Navigating Real Estate and Insolvency Laws: A Deep Dive into Mysore Petro Chemicals Ltd. vs. Mrs. Vandana Garg, RP of Raghuleela Builders Pvt. Ltd.
I. The Case in Context
The Applicant, having purchased an office unit in the Corporate Debtor’s project “ONE BKC” in Bandra, Mumbai, found themselves embroiled in a legal dispute due to the non-delivery of the unit. Despite paying the entire consideration amount of Rs. 12,93,60,000/-, the Corporate Debtor failed to hand over the possession of the unit by the agreed date of 30.09.2015.
II. Legal Proceedings and the Role of RERA
In response to the non-delivery, the Applicant filed a complaint before the Real Estate Regulatory Authority (RERA).

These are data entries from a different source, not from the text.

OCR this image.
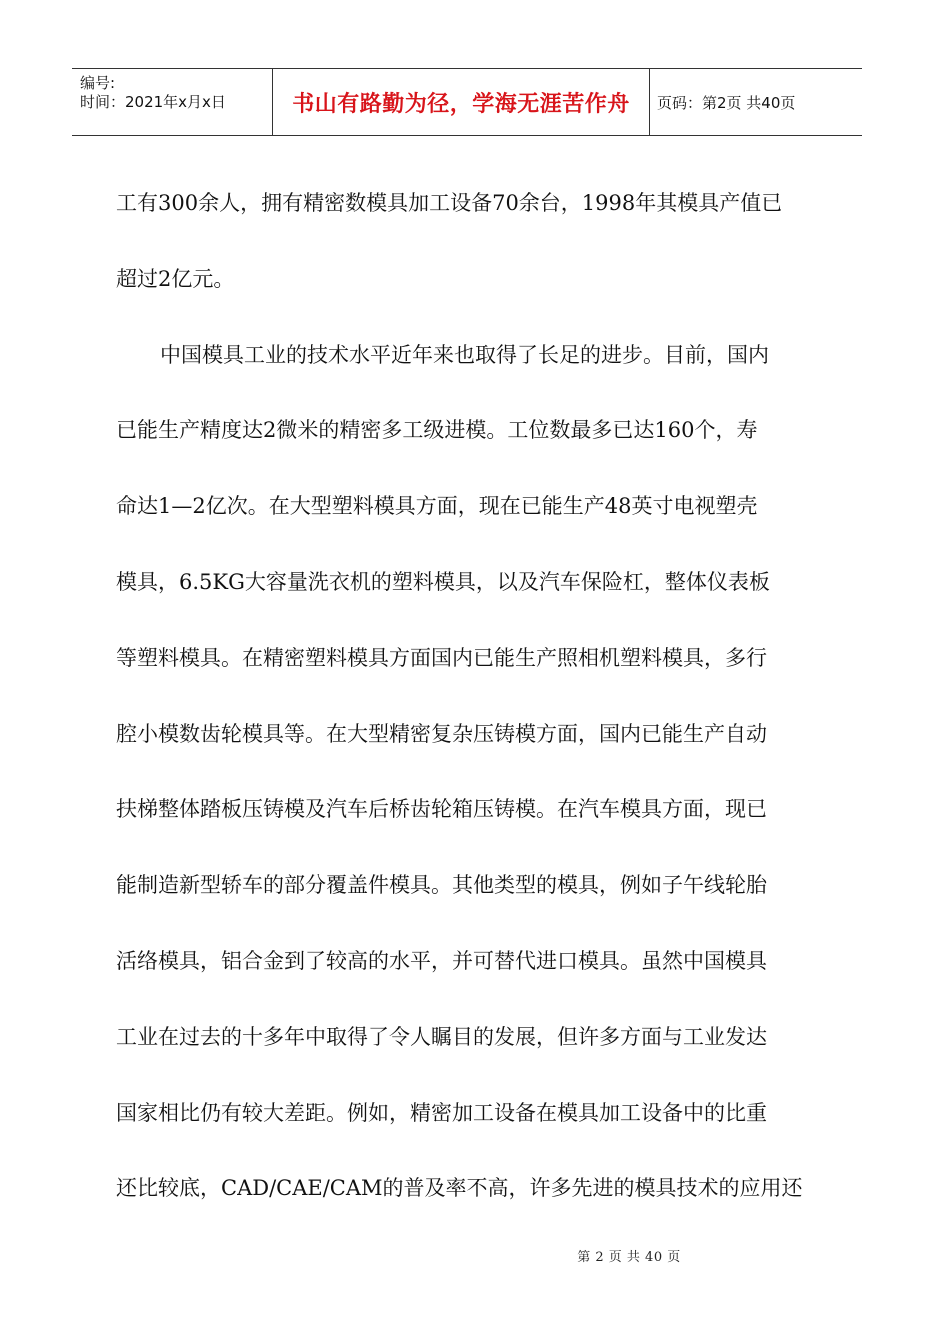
编号:
时间：2021年x月x日	书山有路勤为径，学海无涯苦作舟	页码：第2页 共40页
工有300余人，拥有精密数模具加工设备70余台，1998年其模具产值已
超过2亿元。
中国模具工业的技术水平近年来也取得了长足的进步。目前，国内
已能生产精度达2微米的精密多工级进模。工位数最多已达160个，寿
命达1—2亿次。在大型塑料模具方面，现在已能生产48英寸电视塑壳
模具，6.5KG大容量洗衣机的塑料模具，以及汽车保险杠，整体仪表板
等塑料模具。在精密塑料模具方面国内已能生产照相机塑料模具，多行
腔小模数齿轮模具等。在大型精密复杂压铸模方面，国内已能生产自动
扶梯整体踏板压铸模及汽车后桥齿轮箱压铸模。在汽车模具方面，现已
能制造新型轿车的部分覆盖件模具。其他类型的模具，例如子午线轮胎
活络模具，铝合金到了较高的水平，并可替代进口模具。虽然中国模具
工业在过去的十多年中取得了令人瞩目的发展，但许多方面与工业发达
国家相比仍有较大差距。例如，精密加工设备在模具加工设备中的比重
还比较底，CAD/CAE/CAM的普及率不高，许多先进的模具技术的应用还
第 2 页 共 40 页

However, RERA did not allow compensation to the Applicant in its Order dated 08.10.2020. This led the Applicant to appeal against the Order to the Maharashtra Real Estate Appellate Tribunal, Mumbai (MahaRERA).
III. The Appeal and the Corporate Insolvency Resolution Process (CIRP)

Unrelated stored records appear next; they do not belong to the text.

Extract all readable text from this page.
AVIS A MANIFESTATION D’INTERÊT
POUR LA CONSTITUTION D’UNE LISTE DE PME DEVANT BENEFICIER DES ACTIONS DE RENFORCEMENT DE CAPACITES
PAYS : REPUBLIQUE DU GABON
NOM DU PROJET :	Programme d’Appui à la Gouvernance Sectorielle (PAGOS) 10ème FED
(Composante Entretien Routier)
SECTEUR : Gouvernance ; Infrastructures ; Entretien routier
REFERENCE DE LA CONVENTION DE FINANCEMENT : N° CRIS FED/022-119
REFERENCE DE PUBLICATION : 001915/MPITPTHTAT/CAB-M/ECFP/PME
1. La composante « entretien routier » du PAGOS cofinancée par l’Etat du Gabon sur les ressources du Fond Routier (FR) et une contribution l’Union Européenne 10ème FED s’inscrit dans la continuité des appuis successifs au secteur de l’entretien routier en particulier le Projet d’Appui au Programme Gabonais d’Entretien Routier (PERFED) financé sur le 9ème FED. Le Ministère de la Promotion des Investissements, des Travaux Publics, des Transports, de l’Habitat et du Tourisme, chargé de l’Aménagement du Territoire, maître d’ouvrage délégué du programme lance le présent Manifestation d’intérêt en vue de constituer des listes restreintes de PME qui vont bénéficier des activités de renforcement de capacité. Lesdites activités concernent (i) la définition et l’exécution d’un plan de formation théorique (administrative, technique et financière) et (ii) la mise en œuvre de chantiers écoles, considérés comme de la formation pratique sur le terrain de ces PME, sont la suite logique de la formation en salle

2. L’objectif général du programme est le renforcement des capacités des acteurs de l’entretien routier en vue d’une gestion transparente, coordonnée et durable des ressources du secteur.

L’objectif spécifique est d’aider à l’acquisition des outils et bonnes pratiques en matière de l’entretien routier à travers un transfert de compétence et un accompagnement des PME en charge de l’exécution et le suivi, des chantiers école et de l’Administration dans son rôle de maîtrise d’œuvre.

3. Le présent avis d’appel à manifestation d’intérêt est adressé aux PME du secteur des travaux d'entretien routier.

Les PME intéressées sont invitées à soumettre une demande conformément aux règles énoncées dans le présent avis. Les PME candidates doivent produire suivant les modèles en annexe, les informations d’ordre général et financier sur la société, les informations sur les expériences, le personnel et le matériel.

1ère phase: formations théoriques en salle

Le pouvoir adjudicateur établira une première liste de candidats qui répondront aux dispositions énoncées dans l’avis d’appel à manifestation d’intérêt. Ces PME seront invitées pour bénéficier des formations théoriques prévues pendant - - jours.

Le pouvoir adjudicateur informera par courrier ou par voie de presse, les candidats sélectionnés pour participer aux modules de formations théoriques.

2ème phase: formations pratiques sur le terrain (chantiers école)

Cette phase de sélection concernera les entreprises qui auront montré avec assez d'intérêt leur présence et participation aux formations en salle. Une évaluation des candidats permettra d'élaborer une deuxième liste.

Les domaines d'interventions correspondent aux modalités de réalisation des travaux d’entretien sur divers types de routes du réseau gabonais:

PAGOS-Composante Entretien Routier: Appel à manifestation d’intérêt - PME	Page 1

During the pendency of the appeal before MahaRERA, the Corporate Debtor was admitted to CIRP on 04.10.2021. Despite this, MahaRERA granted relief to the Appellant in its Order dated 30.06.2022, directing the Corporate Debtor to pay interest at the rate of State Bank of India’s highest Marginal Cost Lending Rate plus 2% on the amount paid by the Applicant from 01.10.2015 up to 30.11.2019.
IV. The Role of the Resolution Professional (RP)

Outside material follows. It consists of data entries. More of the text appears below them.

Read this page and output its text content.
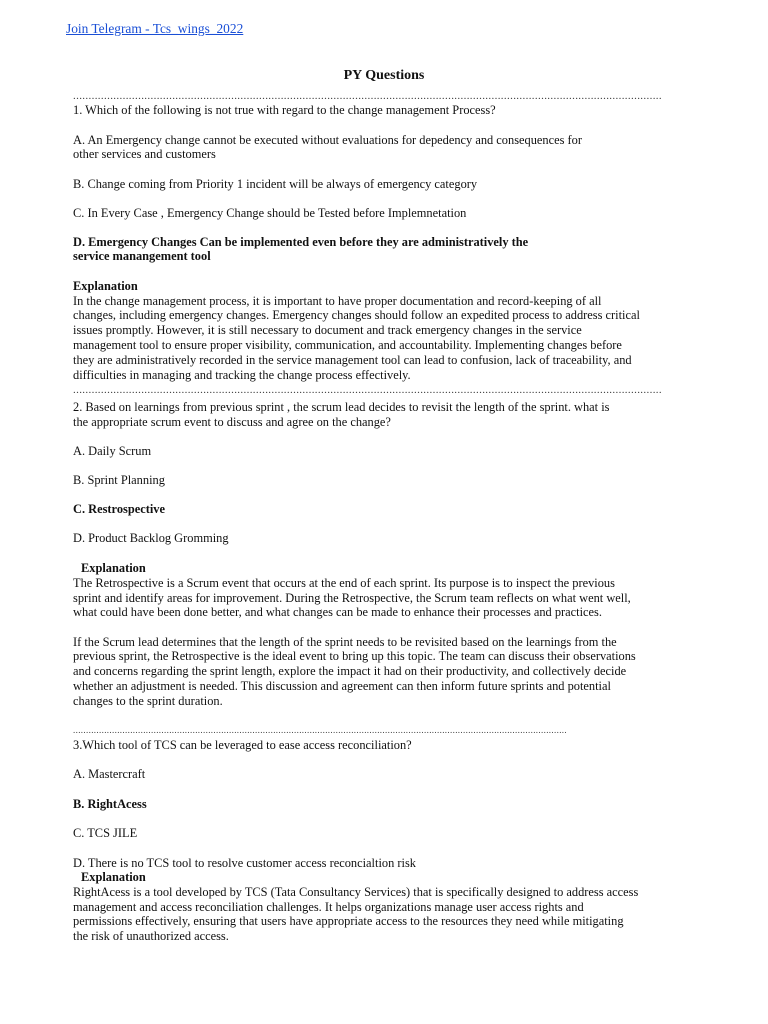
Join Telegram - Tcs_wings_2022
PY Questions
..............................................................................................................................................................................................
1. Which of the following is not true with regard to the change management Process?
A. An Emergency change cannot be executed without evaluations for depedency and consequences for
other services and customers
B. Change coming from Priority 1 incident will be always of emergency category
C. In Every Case , Emergency Change should be Tested before Implemnetation
D. Emergency Changes Can be implemented even before they are administratively the
service manangement tool
Explanation
In the change management process, it is important to have proper documentation and record-keeping of all
changes, including emergency changes. Emergency changes should follow an expedited process to address critical
issues promptly. However, it is still necessary to document and track emergency changes in the service
management tool to ensure proper visibility, communication, and accountability. Implementing changes before
they are administratively recorded in the service management tool can lead to confusion, lack of traceability, and
difficulties in managing and tracking the change process effectively.
..............................................................................................................................................................................................
2. Based on learnings from previous sprint , the scrum lead decides to revisit the length of the sprint. what is
the appropriate scrum event to discuss and agree on the change?
A. Daily Scrum
B. Sprint Planning
C. Restrospective
D. Product Backlog Gromming
Explanation
The Retrospective is a Scrum event that occurs at the end of each sprint. Its purpose is to inspect the previous
sprint and identify areas for improvement. During the Retrospective, the Scrum team reflects on what went well,
what could have been done better, and what changes can be made to enhance their processes and practices.
If the Scrum lead determines that the length of the sprint needs to be revisited based on the learnings from the
previous sprint, the Retrospective is the ideal event to bring up this topic. The team can discuss their observations
and concerns regarding the sprint length, explore the impact it had on their productivity, and collectively decide
whether an adjustment is needed. This discussion and agreement can then inform future sprints and potential
changes to the sprint duration.
..............................................................................................................................................................................................
3.Which tool of TCS can be leveraged to ease access reconciliation?
A. Mastercraft
B. RightAcess
C. TCS JILE
D. There is no TCS tool to resolve customer access reconcialtion risk
Explanation
RightAcess is a tool developed by TCS (Tata Consultancy Services) that is specifically designed to address access
management and access reconciliation challenges. It helps organizations manage user access rights and
permissions effectively, ensuring that users have appropriate access to the resources they need while mitigating
the risk of unauthorized access.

Upon receipt of the Order, the Applicant informed the Resolution Professional (RP) and filed his claim in Form-B on 19.07.2022. The Applicant argued that the RP was duty-bound to disclose all legal proceedings pending against the Corporate Debtor under the Information Memorandum as per Regulation 36(2)(h) of IBBI (Insolvency of Corporate Persons) Regulations, 2016.
V. The Decision of the Adjudicating Authority
The Adjudicating Authority held that the claim of the Applicant could not be considered belated or barred by limitation, as the appeal was filed before MahaRERA prior to the initiation of CIRP proceedings. It emphasized the duty of the RP to be aware of and follow all pending proceedings against the Corporate Debtor.
VI. The Implications of the Judgment
The judgment has far-reaching implications for the insolvency resolution process in India, especially for real estate companies. It harmonizes the provisions of the Real Estate (Regulation and Development) Act, 2016, with the Insolvency and Bankruptcy Code, providing important guidelines for handling insolvency cases involving real estate entities.
In conclusion, the case of Mysore Petro Chemicals Ltd. vs. Mrs. Vandana Garg, RP of Raghuleela Builders Pvt. Ltd., serves as a significant precedent in the realm of insolvency laws. It underscores the need for a comprehensive understanding of both real estate and insolvency laws in handling such cases. The judgment also highlights the crucial role of the RP in the insolvency resolution process. The decision is a step forward in ensuring a more effective and efficient insolvency resolution process in India.